Is it worthwhile to spend any time trying to refute those kind of sophistries, trying to show how the mere framing of a question can obscure actual questions and can trigger bogus answers? Or are Cutter and Crummett perhaps merely trolling the academic community -- it definitely seems they have studied all the relevant literature, so perhaps they are merely trying to kick up some dust? Anyway, if so, it seems they partially succeeded since one person here referenced them, in apparent confusion about their "puzzling" observations.
Cutter and Crummett (whose names remind me of the law offices of "Dewey, Cheethem and Howe") seem to base most of their argument on the (initially trivial) distinction between experience (PAIN) and behavior (you withdraw your hand from the hot stove). They focus on the fact that the link between those two facts is not "necessary" but "contingent". That is, if the nexus between them is empirical, it cannot, apparently be "necessary", it cannot be a metaphysical necessity, so it must be contingent. And if so, then it would be "conceivable" to have a world in which creatures would experience pain but would not by (contingent empirical) psychophysiological laws be caused to avoid the pain.

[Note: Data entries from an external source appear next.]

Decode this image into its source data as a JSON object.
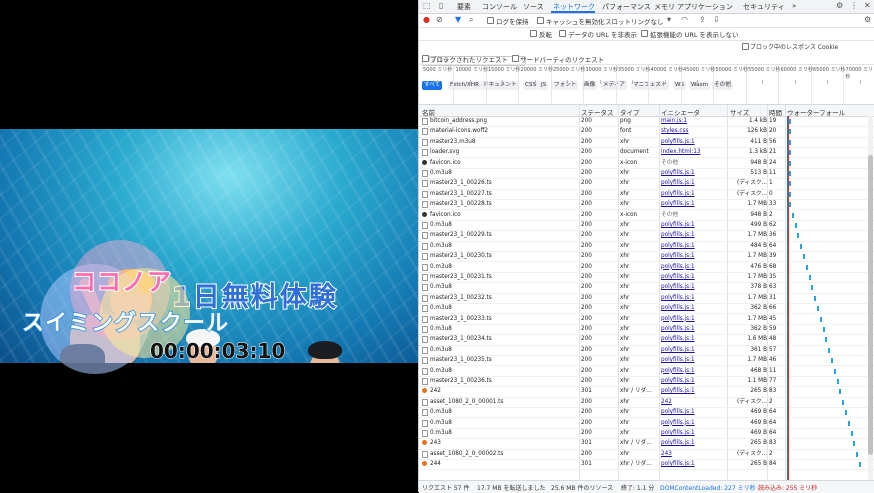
{
  "video": {
    "title": "1日無料体験",
    "school_line1": "ココノア",
    "school_line2": "スイミングスクール",
    "timecode": "00:00:03:10"
  },
  "devtools": {
    "tabs": [
      "要素",
      "コンソール",
      "ソース",
      "ネットワーク",
      "パフォーマンス",
      "メモリ",
      "アプリケーション",
      "セキュリティ",
      "»"
    ],
    "active_tab": "ネットワーク",
    "toolbar": {
      "preserve_log": "ログを保持",
      "disable_cache": "キャッシュを無効化",
      "throttle": "スロットリングなし"
    },
    "filter": {
      "placeholder": "フィルタ",
      "invert": "反転",
      "hide_data_urls": "データの URL を非表示",
      "hide_ext_urls": "拡張機能の URL を表示しない"
    },
    "type_chips": [
      "すべて",
      "Fetch/XHR",
      "ドキュメント",
      "CSS",
      "JS",
      "フォント",
      "画像",
      "メディア",
      "マニフェスト",
      "WS",
      "Wasm",
      "その他"
    ],
    "blocked_cookies": "ブロック中のレスポンス Cookie",
    "blocked_requests": "ブロックされたリクエスト",
    "third_party": "サードパーティのリクエスト",
    "timeline_ticks": [
      "5000 ミリ秒",
      "10000 ミリ秒",
      "15000 ミリ秒",
      "20000 ミリ秒",
      "25000 ミリ秒",
      "30000 ミリ秒",
      "35000 ミリ秒",
      "40000 ミリ秒",
      "45000 ミリ秒",
      "50000 ミリ秒",
      "55000 ミリ秒",
      "60000 ミリ秒",
      "65000 ミリ秒",
      "70000 ミリ秒"
    ],
    "columns": {
      "name": "名前",
      "status": "ステータス",
      "type": "タイプ",
      "initiator": "イニシエータ",
      "size": "サイズ",
      "time": "時間",
      "waterfall": "ウォーターフォール"
    },
    "rows": [
      {
        "name": "bitcoin_address.png",
        "status": "200",
        "type": "png",
        "initiator": "main.js:1",
        "size": "1.4 kB",
        "time": "19",
        "icon": "file"
      },
      {
        "name": "material-icons.woff2",
        "status": "200",
        "type": "font",
        "initiator": "styles.css",
        "size": "126 kB",
        "time": "20",
        "icon": "file"
      },
      {
        "name": "master23.m3u8",
        "status": "200",
        "type": "xhr",
        "initiator": "polyfills.js:1",
        "size": "411 B",
        "time": "56",
        "icon": "file"
      },
      {
        "name": "loader.svg",
        "status": "200",
        "type": "document",
        "initiator": "index.html:13",
        "size": "1.3 kB",
        "time": "21",
        "icon": "file"
      },
      {
        "name": "favicon.ico",
        "status": "200",
        "type": "x-icon",
        "initiator": "その他",
        "size": "948 B",
        "time": "24",
        "icon": "fav"
      },
      {
        "name": "0.m3u8",
        "status": "200",
        "type": "xhr",
        "initiator": "polyfills.js:1",
        "size": "513 B",
        "time": "11",
        "icon": "file"
      },
      {
        "name": "master23_1_00226.ts",
        "status": "200",
        "type": "xhr",
        "initiator": "polyfills.js:1",
        "size": "(ディスク...",
        "time": "1",
        "icon": "file"
      },
      {
        "name": "master23_1_00227.ts",
        "status": "200",
        "type": "xhr",
        "initiator": "polyfills.js:1",
        "size": "(ディスク...",
        "time": "0",
        "icon": "file"
      },
      {
        "name": "master23_1_00228.ts",
        "status": "200",
        "type": "xhr",
        "initiator": "polyfills.js:1",
        "size": "1.7 MB",
        "time": "33",
        "icon": "file"
      },
      {
        "name": "favicon.ico",
        "status": "200",
        "type": "x-icon",
        "initiator": "その他",
        "size": "948 B",
        "time": "2",
        "icon": "fav"
      },
      {
        "name": "0.m3u8",
        "status": "200",
        "type": "xhr",
        "initiator": "polyfills.js:1",
        "size": "499 B",
        "time": "62",
        "icon": "file"
      },
      {
        "name": "master23_1_00229.ts",
        "status": "200",
        "type": "xhr",
        "initiator": "polyfills.js:1",
        "size": "1.7 MB",
        "time": "36",
        "icon": "file"
      },
      {
        "name": "0.m3u8",
        "status": "200",
        "type": "xhr",
        "initiator": "polyfills.js:1",
        "size": "484 B",
        "time": "64",
        "icon": "file"
      },
      {
        "name": "master23_1_00230.ts",
        "status": "200",
        "type": "xhr",
        "initiator": "polyfills.js:1",
        "size": "1.7 MB",
        "time": "39",
        "icon": "file"
      },
      {
        "name": "0.m3u8",
        "status": "200",
        "type": "xhr",
        "initiator": "polyfills.js:1",
        "size": "476 B",
        "time": "68",
        "icon": "file"
      },
      {
        "name": "master23_1_00231.ts",
        "status": "200",
        "type": "xhr",
        "initiator": "polyfills.js:1",
        "size": "1.7 MB",
        "time": "35",
        "icon": "file"
      },
      {
        "name": "0.m3u8",
        "status": "200",
        "type": "xhr",
        "initiator": "polyfills.js:1",
        "size": "378 B",
        "time": "63",
        "icon": "file"
      },
      {
        "name": "master23_1_00232.ts",
        "status": "200",
        "type": "xhr",
        "initiator": "polyfills.js:1",
        "size": "1.7 MB",
        "time": "31",
        "icon": "file"
      },
      {
        "name": "0.m3u8",
        "status": "200",
        "type": "xhr",
        "initiator": "polyfills.js:1",
        "size": "362 B",
        "time": "66",
        "icon": "file"
      },
      {
        "name": "master23_1_00233.ts",
        "status": "200",
        "type": "xhr",
        "initiator": "polyfills.js:1",
        "size": "1.7 MB",
        "time": "45",
        "icon": "file"
      },
      {
        "name": "0.m3u8",
        "status": "200",
        "type": "xhr",
        "initiator": "polyfills.js:1",
        "size": "362 B",
        "time": "59",
        "icon": "file"
      },
      {
        "name": "master23_1_00234.ts",
        "status": "200",
        "type": "xhr",
        "initiator": "polyfills.js:1",
        "size": "1.6 MB",
        "time": "48",
        "icon": "file"
      },
      {
        "name": "0.m3u8",
        "status": "200",
        "type": "xhr",
        "initiator": "polyfills.js:1",
        "size": "361 B",
        "time": "57",
        "icon": "file"
      },
      {
        "name": "master23_1_00235.ts",
        "status": "200",
        "type": "xhr",
        "initiator": "polyfills.js:1",
        "size": "1.7 MB",
        "time": "46",
        "icon": "file"
      },
      {
        "name": "0.m3u8",
        "status": "200",
        "type": "xhr",
        "initiator": "polyfills.js:1",
        "size": "468 B",
        "time": "11",
        "icon": "file"
      },
      {
        "name": "master23_1_00236.ts",
        "status": "200",
        "type": "xhr",
        "initiator": "polyfills.js:1",
        "size": "1.1 MB",
        "time": "77",
        "icon": "file"
      },
      {
        "name": "242",
        "status": "301",
        "type": "xhr / リダ...",
        "initiator": "polyfills.js:1",
        "size": "265 B",
        "time": "83",
        "icon": "err"
      },
      {
        "name": "asset_1080_2_0_00001.ts",
        "status": "200",
        "type": "xhr",
        "initiator": "242",
        "size": "(ディスク...",
        "time": "2",
        "icon": "file"
      },
      {
        "name": "0.m3u8",
        "status": "200",
        "type": "xhr",
        "initiator": "polyfills.js:1",
        "size": "469 B",
        "time": "64",
        "icon": "file"
      },
      {
        "name": "0.m3u8",
        "status": "200",
        "type": "xhr",
        "initiator": "polyfills.js:1",
        "size": "469 B",
        "time": "64",
        "icon": "file"
      },
      {
        "name": "0.m3u8",
        "status": "200",
        "type": "xhr",
        "initiator": "polyfills.js:1",
        "size": "469 B",
        "time": "64",
        "icon": "file"
      },
      {
        "name": "243",
        "status": "301",
        "type": "xhr / リダ...",
        "initiator": "polyfills.js:1",
        "size": "265 B",
        "time": "83",
        "icon": "err"
      },
      {
        "name": "asset_1080_2_0_00002.ts",
        "status": "200",
        "type": "xhr",
        "initiator": "243",
        "size": "(ディスク...",
        "time": "2",
        "icon": "file"
      },
      {
        "name": "244",
        "status": "301",
        "type": "xhr / リダ...",
        "initiator": "polyfills.js:1",
        "size": "265 B",
        "time": "84",
        "icon": "err"
      }
    ],
    "status_bar": {
      "requests": "リクエスト 57 件",
      "transferred": "17.7 MB を転送しました",
      "resources": "25.6 MB 件のリソース",
      "finish": "終了: 1.1 分",
      "dcl": "DOMContentLoaded: 227 ミリ秒",
      "load": "読み込み: 255 ミリ秒"
    }
  }
}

This whole argument is a tangle of sophistries. It makes no sense to apply the distinction of "contingent" versus "necessary" to the link between experience and behavior in this case. If what-makes-something-count-as-PAIN already includes, by virtue of semantics, being-aversive, then we cannot identify two clearly separate relata (the pain on the one hand and the behavior on the other) that would be "contingently" linked. We cannot "conceive" of pain that is not aversive, not because pain is "necessarily" aversive, but simply because that would not count as pain. (Note also the simple fact: We do not need to learn to feel pain. And certain behaviors and physical reactions are built-in; we're not infinitely flexible or adaptive.)
The counter that some pains may be sought out, or that there is masochism does not refute this. Actual pain comes in all kinds of different forms, with different degrees and different layers. We're not talking here about various complex and ambiguous feelings; we're only talking about physical pain. It's possible to alleviate some pains by focusing hard on the pain itself - so the experiences may be psychologically paradoxical. Hypnosis or self-hypnosis can also change the experience. But none of this changes the basic, initial meaning.